As a general rule, locally sourced, sardine-type oily bait is recommended (Dorman et al. 2012), as the oil disperses to attract fish. Sourcing sardine bait locally from factory discards (e.g. fish heads, tails and guts) will reduce the survey’s ecological footprint, cost of sampling and potential for disease translocation. We recommend 0.8–1 kg of roughly crushed bait, positioned between 1.2 m and 1.5 m in front of the cameras with the mesh bait bag as close to the benthos as possible. Positioning outside of this range will reduce the ability to identify and measure individuals.

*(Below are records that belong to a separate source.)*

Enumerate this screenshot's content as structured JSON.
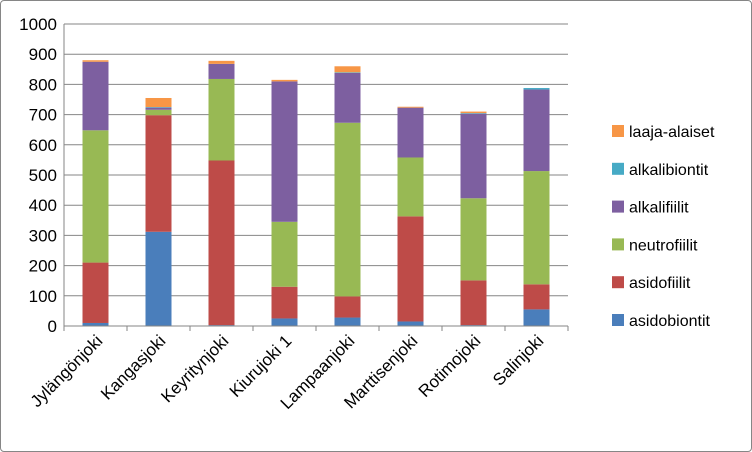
{
  "chart_data": {
    "type": "bar",
    "stacked": true,
    "categories": [
      "Jylängönjoki",
      "Kangasjoki",
      "Keyritynjoki",
      "Kiurujoki 1",
      "Lampaanjoki",
      "Marttisenjoki",
      "Rotimojoki",
      "Salinjoki"
    ],
    "series": [
      {
        "name": "asidobiontit",
        "color": "#4a7ebb",
        "values": [
          10,
          312,
          3,
          25,
          28,
          15,
          3,
          55
        ]
      },
      {
        "name": "asidofiilit",
        "color": "#be4b48",
        "values": [
          200,
          386,
          545,
          105,
          70,
          348,
          148,
          83
        ]
      },
      {
        "name": "neutrofiilit",
        "color": "#98b954",
        "values": [
          438,
          18,
          270,
          215,
          575,
          195,
          272,
          375
        ]
      },
      {
        "name": "alkalifiilit",
        "color": "#7d5fa0",
        "values": [
          227,
          7,
          50,
          465,
          165,
          165,
          280,
          270
        ]
      },
      {
        "name": "alkalibiontit",
        "color": "#46aac5",
        "values": [
          0,
          2,
          0,
          0,
          2,
          0,
          2,
          5
        ]
      },
      {
        "name": "laaja-alaiset",
        "color": "#f79646",
        "values": [
          5,
          30,
          10,
          5,
          20,
          3,
          5,
          0
        ]
      }
    ],
    "yticks": [
      "0",
      "100",
      "200",
      "300",
      "400",
      "500",
      "600",
      "700",
      "800",
      "900",
      "1000"
    ],
    "ylim": [
      0,
      1000
    ],
    "title": "",
    "xlabel": "",
    "ylabel": "",
    "grid": true,
    "legend_position": "right"
  }
}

Benthic stereo-BRUVs should be deployed for a standard duration. We recommend deployments of 60 min, to allow species detection (Currey-Randall et al. 2020), and facilitate comparison with historical data. Deployments of 30 minutes have been demonstrated to be sufficient for sampling particular species of finfish on shallow temperate reefs (Bernard & Götz 2012; Harasti et al. 2015).